Ein Johns- Hopkinsteam hat in seinen Spuren ein Formular von Blutkrebs in den Mäusen gestoppt, indem es ein Enzym, den Telomerase ausführte und inaktivierte, dadurch es verkürzt es die Enden von Chromosomen, genannt telomeres.
„Normalerweise, wenn telomeres kritisch kurz erhalten, legt die Zelle Selbstmord als Mittel des Schützens des Gehäuses fest,“ sagt Carol Greider, Ph.D., der Stuhl Daniels Nathans der Molekularbiologie und Genetik bei Johns Hopkins. Ihre Studie, erscheinender Onlinedieser monat an der Krebs-Zelle, stellt eine abwechselnde Antwort fest, in der Zellen einfach stoppen - und permanent - zu wachsen, einen Prozess, der als Altern bekannt ist.

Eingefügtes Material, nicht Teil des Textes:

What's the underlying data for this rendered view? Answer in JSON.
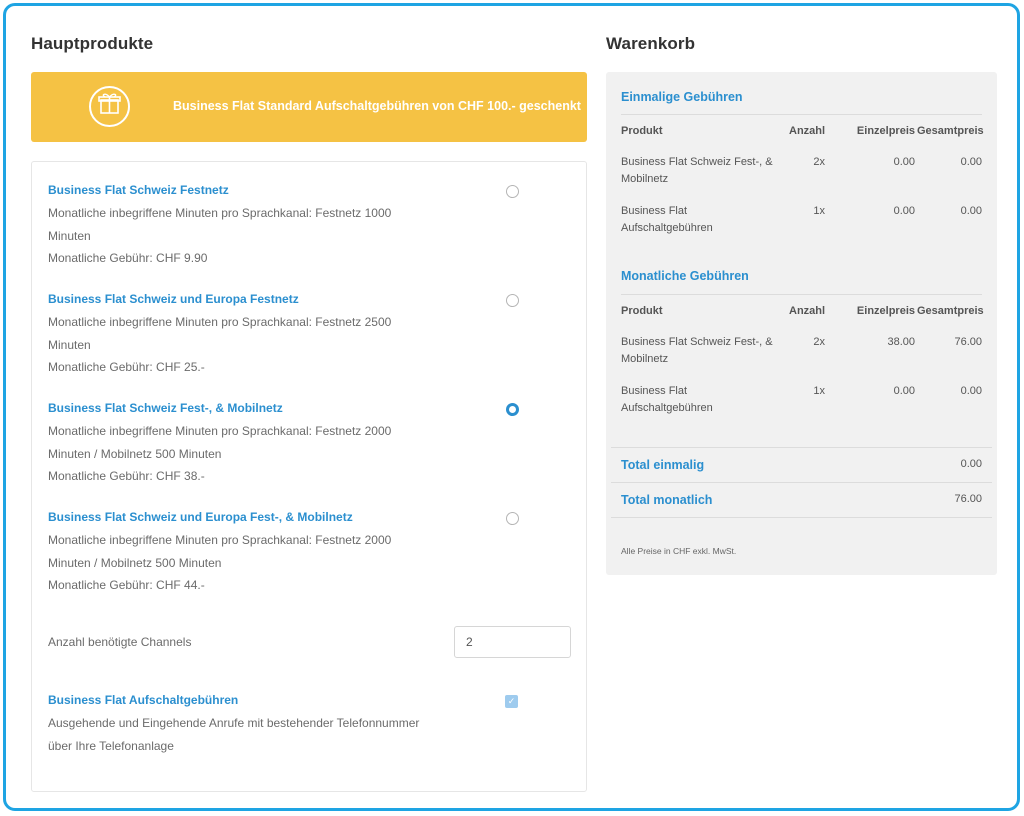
{
  "left_title": "Hauptprodukte",
  "right_title": "Warenkorb",
  "banner": {
    "icon": "gift-icon",
    "text": "Business Flat Standard Aufschaltgebühren von CHF 100.- geschenkt",
    "color": "#f5c244"
  },
  "products": [
    {
      "name": "Business Flat Schweiz Festnetz",
      "lines": [
        "Monatliche inbegriffene Minuten pro Sprachkanal: Festnetz 1000",
        "Minuten",
        "Monatliche Gebühr: CHF 9.90"
      ],
      "selected": false
    },
    {
      "name": "Business Flat Schweiz und Europa Festnetz",
      "lines": [
        "Monatliche inbegriffene Minuten pro Sprachkanal: Festnetz 2500",
        "Minuten",
        "Monatliche Gebühr: CHF 25.-"
      ],
      "selected": false
    },
    {
      "name": "Business Flat Schweiz Fest-, & Mobilnetz",
      "lines": [
        "Monatliche inbegriffene Minuten pro Sprachkanal: Festnetz 2000",
        "Minuten / Mobilnetz 500 Minuten",
        "Monatliche Gebühr: CHF 38.-"
      ],
      "selected": true
    },
    {
      "name": "Business Flat Schweiz und Europa Fest-, & Mobilnetz",
      "lines": [
        "Monatliche inbegriffene Minuten pro Sprachkanal: Festnetz 2000",
        "Minuten / Mobilnetz 500 Minuten",
        "Monatliche Gebühr: CHF 44.-"
      ],
      "selected": false
    }
  ],
  "channels": {
    "label": "Anzahl benötigte Channels",
    "value": "2"
  },
  "addon": {
    "name": "Business Flat Aufschaltgebühren",
    "lines": [
      "Ausgehende und Eingehende Anrufe mit bestehender Telefonnummer",
      "über Ihre Telefonanlage"
    ],
    "checked": true
  },
  "cart": {
    "columns": [
      "Produkt",
      "Anzahl",
      "Einzelpreis",
      "Gesamtpreis"
    ],
    "one_time": {
      "heading": "Einmalige Gebühren",
      "rows": [
        {
          "product": "Business Flat Schweiz Fest-, & Mobilnetz",
          "qty": "2x",
          "unit": "0.00",
          "total": "0.00"
        },
        {
          "product": "Business Flat Aufschaltgebühren",
          "qty": "1x",
          "unit": "0.00",
          "total": "0.00"
        }
      ]
    },
    "monthly": {
      "heading": "Monatliche Gebühren",
      "rows": [
        {
          "product": "Business Flat Schweiz Fest-, & Mobilnetz",
          "qty": "2x",
          "unit": "38.00",
          "total": "76.00"
        },
        {
          "product": "Business Flat Aufschaltgebühren",
          "qty": "1x",
          "unit": "0.00",
          "total": "0.00"
        }
      ]
    },
    "total_one_time": {
      "label": "Total einmalig",
      "value": "0.00"
    },
    "total_monthly": {
      "label": "Total monatlich",
      "value": "76.00"
    },
    "footnote": "Alle Preise in CHF exkl. MwSt."
  },
  "colors": {
    "accent": "#2b8fcf",
    "border": "#1ea4e3",
    "cart_bg": "#f1f1f1"
  }
}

In einem ungewöhnlichen Set Experimenten, passte das Forschungsteam zuerst Mäuse in betriebsfremdem Telomerase zu den Mäusen zusammen, die eine Veränderung tragen, die sie zum Burkitt-Lymphom vorbereitete, seltenen aber aggressiven Krebs von weißen Blutkörperchen. Telomerasehilfen behalten die Schutzkappen oder die Enden von den Chromosomen bei, die telomeres genannt werden, die jedes Mal Zellverteilungen und schließlich schrumpfen - wenn die Chromosomen zu kurz- Kraft die Zelle erhalten, um Selbstmord im Wesentlichen festzulegen. Solcher Zelltod ist natürlich und wenn es geschehen nicht kann, ist möglicherweise das Ergebnis ungezügeltes Zellwachstum oder Krebs.

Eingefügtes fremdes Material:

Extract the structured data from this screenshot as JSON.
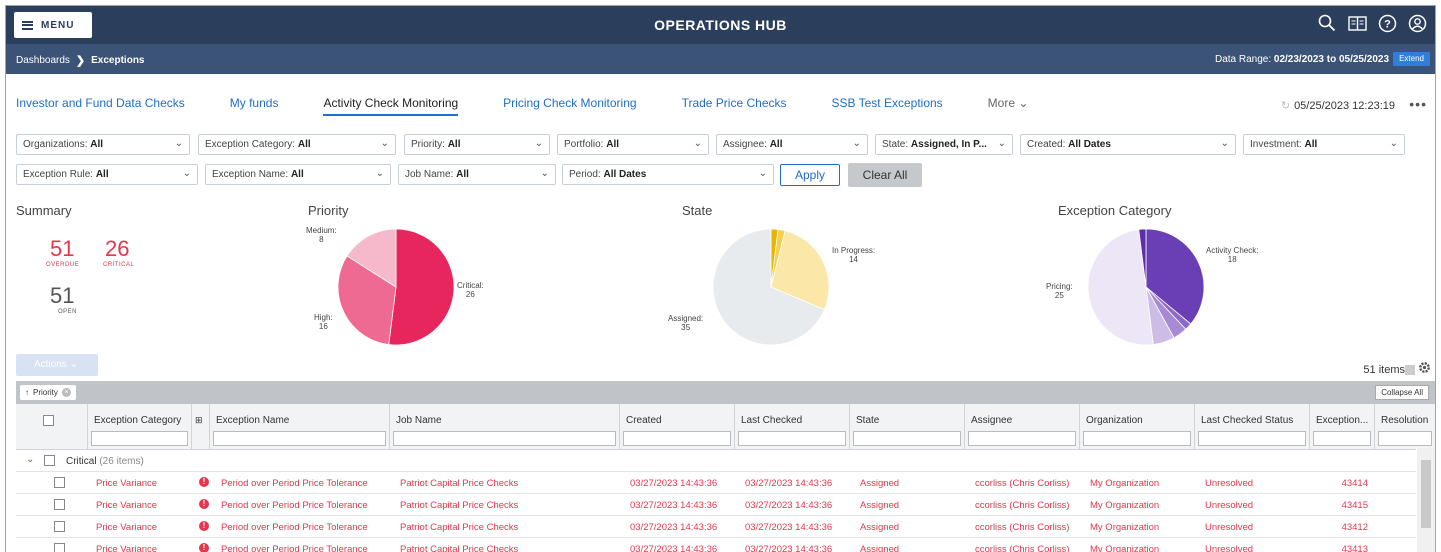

Die Welpen der ersten Generation, die zu diesen Mäusen getragen wurden, enthielten keinen Telomerase und sehr langen telomeres. Diese Mäuse alle entwickelten Lymphome, bis sie 7 Monate alte waren. Die Forscher fuhren dann fort, die Mäuse zu züchten, um zu sehen, was in den neueren Generationen geschehen würde. Durch die fünfte Generation entdeckten die Forscher, dass die Mäuse kurze telomeres hatten und stoppen, Lymphome zu entwickeln.